The PIXL lunch meets every Monday during the semester at noon in
room 402 of the Computer Science building. To get on the mailing
list to receive announcements, sign up for the "pixl-talks" list at
No talks scheduled yet.
Monday, September 14, 2020
Computational Imaging with Light Waves
Modern imaging systems have evolved to effectively capture light. Through continuous developments, our ability to capture the real world now rivals that of the human visual system. However, capturing light in full fidelity is still challenging and one fundamental reason originates from the fact that light has the duality as particles and waves. Most imaging devices are not optimized to capture light as waves, therefore, losing valuable information of the real world hidden in those wave properties. This talk includes several studies of capturing, analyzing, and exploiting overlooked dimensions of light waves, namely spectrum and polarization, in order to solve problems in computer graphics and vision. We develop computational imaging systems with the core principle of jointly designing optics and algorithms to decode the delicate interaction of light waves and materials. We demonstrate three specific applications: RGB-D imaging from polarimetric double refraction, spectrum from dispersion, and appearance from polarization.
Monday, September 21, 2020
Deformable Style Transfer
Both geometry and texture are fundamental aspects of visual style. Existing style transfer methods, however, primarily focus on texture, almost entirely ignoring geometry. We propose deformable style transfer (DST), an optimization-based approach that jointly stylizes the texture and geometry of a content image to better match a style image. Unlike previous geometry-aware stylization methods, our approach is neither restricted to a particular domain (such as human faces), nor does it require training sets of matching style/content pairs.
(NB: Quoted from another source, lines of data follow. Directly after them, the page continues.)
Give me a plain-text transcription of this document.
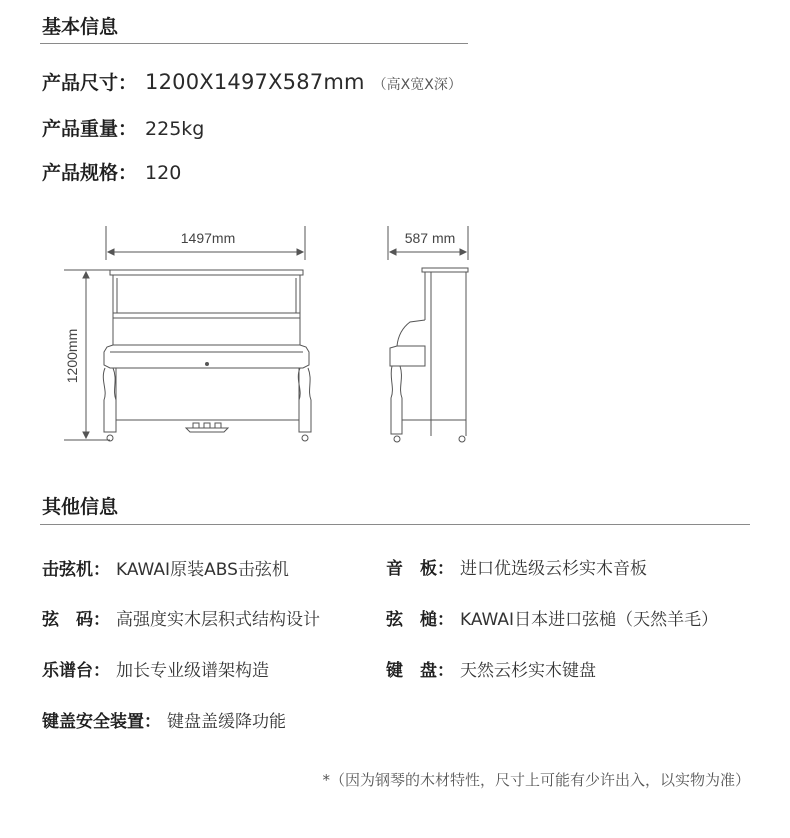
基本信息
产品尺寸： 1200X1497X587mm （高X宽X深）
产品重量： 225kg
产品规格： 120
1497mm	587 mm
1200mm
其他信息
击弦机： KAWAI原装ABS击弦机	音　板： 进口优选级云杉实木音板
弦　码： 高强度实木层积式结构设计	弦　槌： KAWAI日本进口弦槌（天然羊毛）
乐谱台： 加长专业级谱架构造	键　盘： 天然云杉实木键盘
键盖安全装置： 键盘盖缓降功能
*（因为钢琴的木材特性，尺寸上可能有少许出入，以实物为准）
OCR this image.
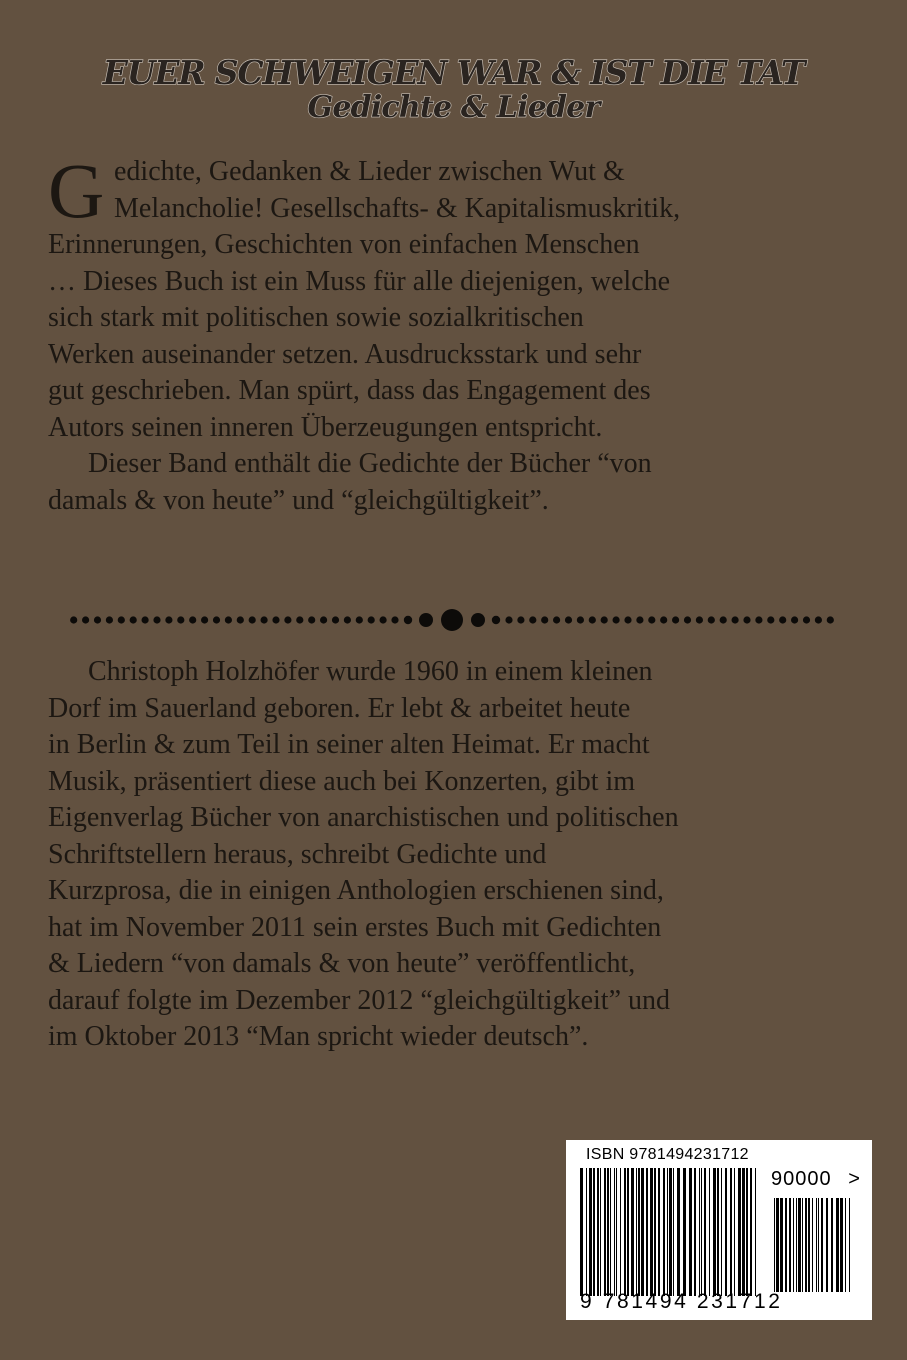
EUER SCHWEIGEN WAR & IST DIE TAT
Gedichte & Lieder
G edichte, Gedanken & Lieder zwischen Wut &
Melancholie! Gesellschafts- & Kapitalismuskritik,
Erinnerungen, Geschichten von einfachen Menschen
… Dieses Buch ist ein Muss für alle diejenigen, welche
sich stark mit politischen sowie sozialkritischen
Werken auseinander setzen. Ausdrucksstark und sehr
gut geschrieben. Man spürt, dass das Engagement des
Autors seinen inneren Überzeugungen entspricht.
Dieser Band enthält die Gedichte der Bücher “von
damals & von heute” und “gleichgültigkeit”.
Christoph Holzhöfer wurde 1960 in einem kleinen
Dorf im Sauerland geboren. Er lebt & arbeitet heute
in Berlin & zum Teil in seiner alten Heimat. Er macht
Musik, präsentiert diese auch bei Konzerten, gibt im
Eigenverlag Bücher von anarchistischen und politischen
Schriftstellern heraus, schreibt Gedichte und
Kurzprosa, die in einigen Anthologien erschienen sind,
hat im November 2011 sein erstes Buch mit Gedichten
& Liedern “von damals & von heute” veröffentlicht,
darauf folgte im Dezember 2012 “gleichgültigkeit” und
im Oktober 2013 “Man spricht wieder deutsch”.
ISBN 9781494231712
90000 >
9 781494 231712
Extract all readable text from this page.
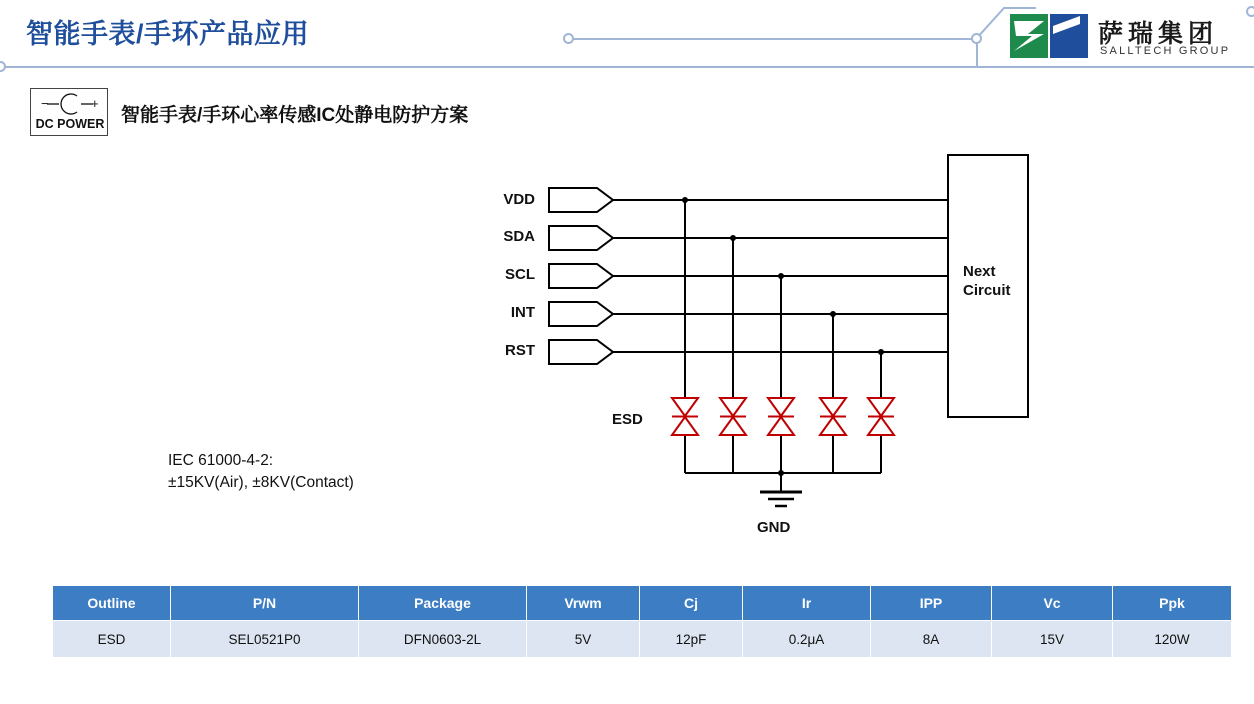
智能手表/手环产品应用	萨瑞集团
SALLTECH GROUP
−	+
DC POWER 智能手表/手环心率传感IC处静电防护方案
IEC 61000-4-2:
±15KV(Air), ±8KV(Contact)
VDD
SDA
SCL
INT
RST
ESD
GND
Next
Circuit
Outline	P/N	Package	Vrwm	Cj	Ir	IPP	Vc	Ppk
ESD	SEL0521P0	DFN0603-2L	5V	12pF	0.2μA	8A	15V	120W
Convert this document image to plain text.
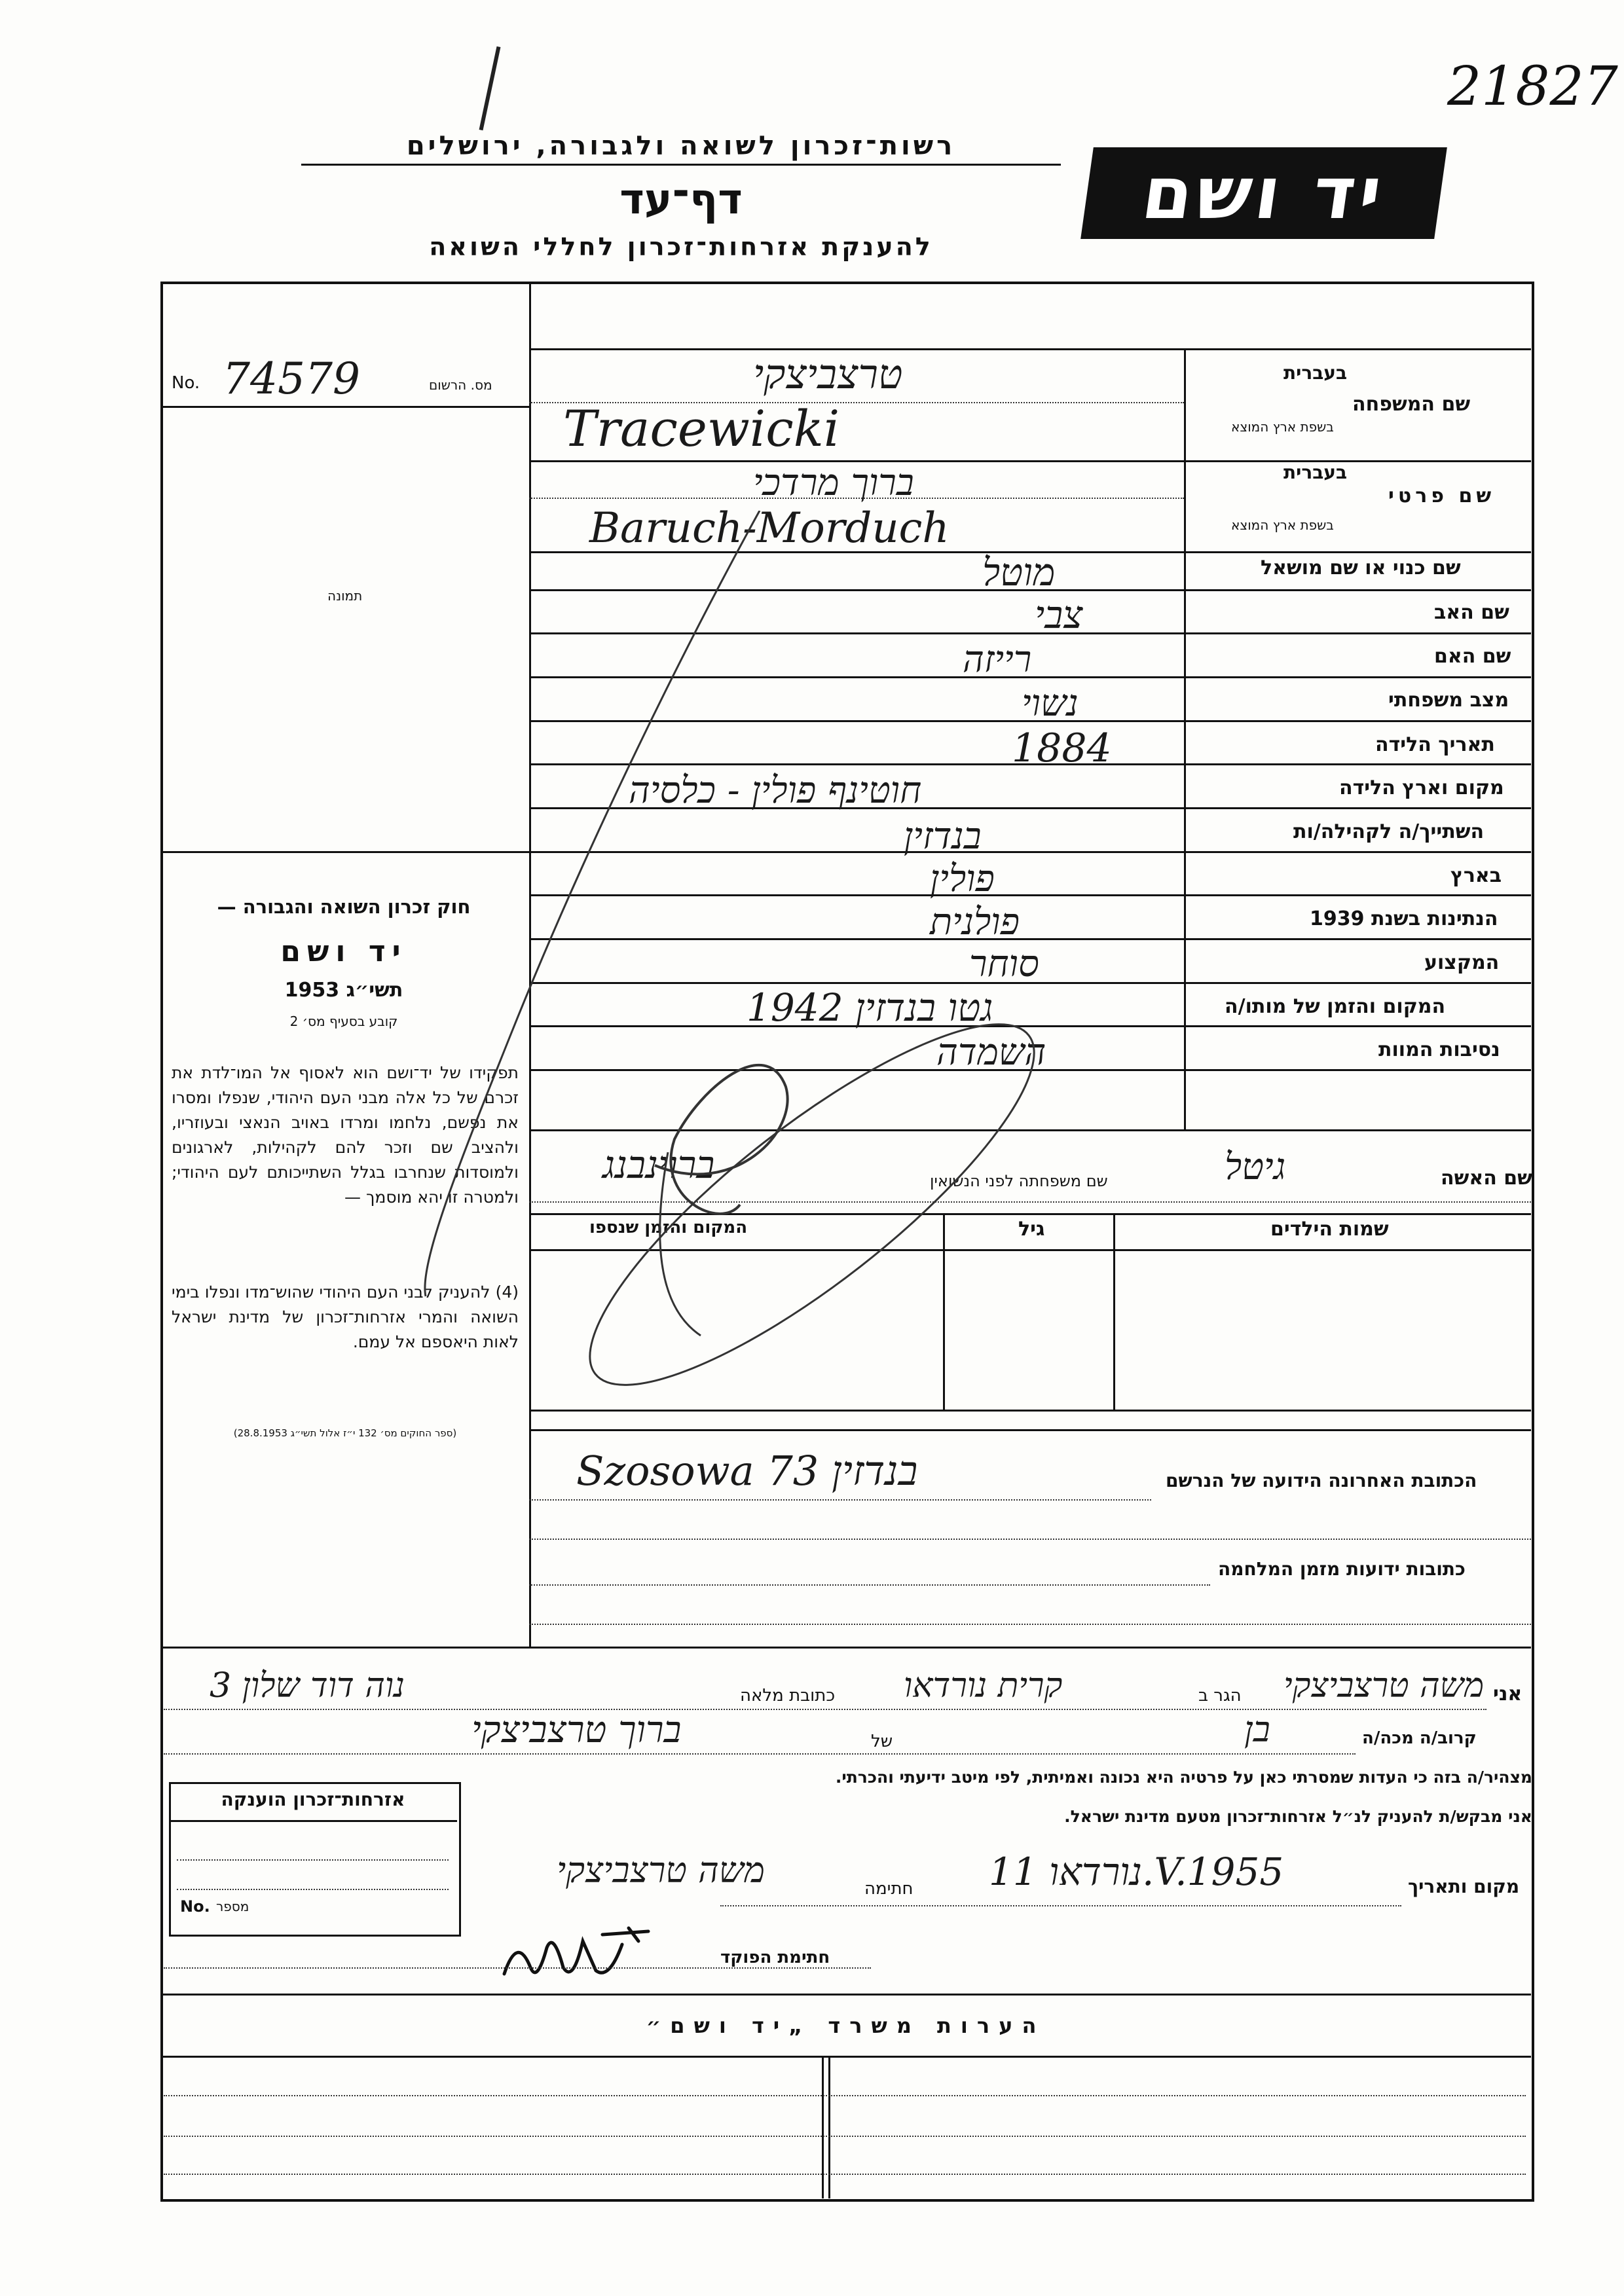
21827
רשות־זכרון לשואה ולגבורה, ירושלים
דף־עד
להענקת אזרחות־זכרון לחללי השואה
יד ושם
No. 74579	מס. הרשום
תמונה
חוק זכרון השואה והגבורה —
יד ושם
תשי״ג 1953
קובע בסעיף מס׳ 2
תפקידו של יד־ושם הוא לאסוף אל המו־לדת את זכרם של כל אלה מבני העם היהודי, שנפלו ומסרו את נפשם, נלחמו ומרדו באויב הנאצי ובעוזריו, ולהציב שם וזכר להם לקהילות, לארגונים ולמוסדות שנחרבו בגלל השתייכותם לעם היהודי; ולמטרה זו יהא מוסמך —
(4) להעניק לבני העם היהודי שהוש־מדו ונפלו בימי השואה והמרי אזרחות־זכרון של מדינת ישראל לאות היאספם אל עמם.
(ספר החוקים מס׳ 132 י״ז אלול תשי״ג 28.8.1953)
בעברית
שם המשפחה
בשפת ארץ המוצא
טרצביצקי
Tracewicki
בעברית
שם פרטי
בשפת ארץ המוצא
ברוך מרדכי
Baruch-Morduch
שם כנוי או שם מושאל
מוטל
שם האב
צבי
שם האם
רייזה
מצב משפחתי
נשוי
תאריך הלידה
1884
מקום וארץ הלידה
חוטינף פולין - כלסיה
השתייך/ה לקהילה/ות
בנדזין
בארץ
פולין
הנתינות בשנת 1939
פולנית
המקצוע
סוחר
המקום והזמן של מותו/ה
גטו בנדזין 1942
נסיבות המוות
השמדה
שם האשה
גיטל
שם משפחתה לפני הנשואין
ברוינבנג
שמות הילדים
גיל
המקום והזמן שנספו
הכתובת האחרונה הידועה של הנרשם
Szosowa 73 בנדזין
כתובות ידועות מזמן המלחמה
אני
משה טרצביצקי
הגר ב
קרית נורדאו
כתובת מלאה
נוה דוד שלון 3
קרוב/ה מכה/ה
בן
של
ברוך טרצביצקי
מצהיר/ה בזה כי העדות שמסרתי כאן על פרטיה היא נכונה ואמיתית, לפי מיטב ידיעתי והכרתי.
אני מבקש/ת להעניק לנ״ל אזרחות־זכרון מטעם מדינת ישראל.
מקום ותאריך
נורדאו 11.V.1955
חתימה
משה טרצביצקי
חתימת הפוקד
אזרחות־זכרון הוענקה
No. מספר
הערות משרד „יד ושם״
We demonstrate our method on a diverse set of content and style images including portraits, animals, objects, scenes, and paintings. More information can be found at sunniesuhyoung.github.io/DST-page.
Monday, September 28, 2020
Bad2Clear: Domain Transfer for Adverse Weather
Adverse weather consisting of snow, rain, or fog detrimentally affects both human and computer vision with serious potential consequences for safety critical tasks in outdoor environments. Todays computer vision algorithms and models assume clear weather inputs and thus fail when the input signal is perturbed by harsh weather conditions. These failures also exist when using lidar sensors whose SNR rapidly decays in dense fog. To address this long-standing challenge, we present a domain transfer method for converting RGB captures taken in adverse weather into clear daytime scenes. Our network training is supervised using a novel combination of synthetic and multi-modal real data. To facilitate training on real adverse weather scenes, we propose to employ gated imaging for supervision, which provides high contrast signal in spite of weather conditions. We demonstrate significant improvements on real adverse weather scenes over state-of-the-art weather correction approaches.
Monday, October 05, 2020
Socially Situated Artificial Intelligence
Despite their prevalence, artificial intelligence agents have consistently, since the 70s, been criticized as being brittle; i.e. they are unable to operate outside of their training examples. In this talk, I will argue that existing training paradigms, which learn from curated datasets, scraped web data and simulated environments, are responsible for these criticisms. Drawing on numerous social science fields, I will present a roadmap to socially situated agents --- agents that become less brittle by learning from interactions with people. However, to learn from interactions, we need to develop models that can process information into useful representations and communicate what they already know and what they would like to learn.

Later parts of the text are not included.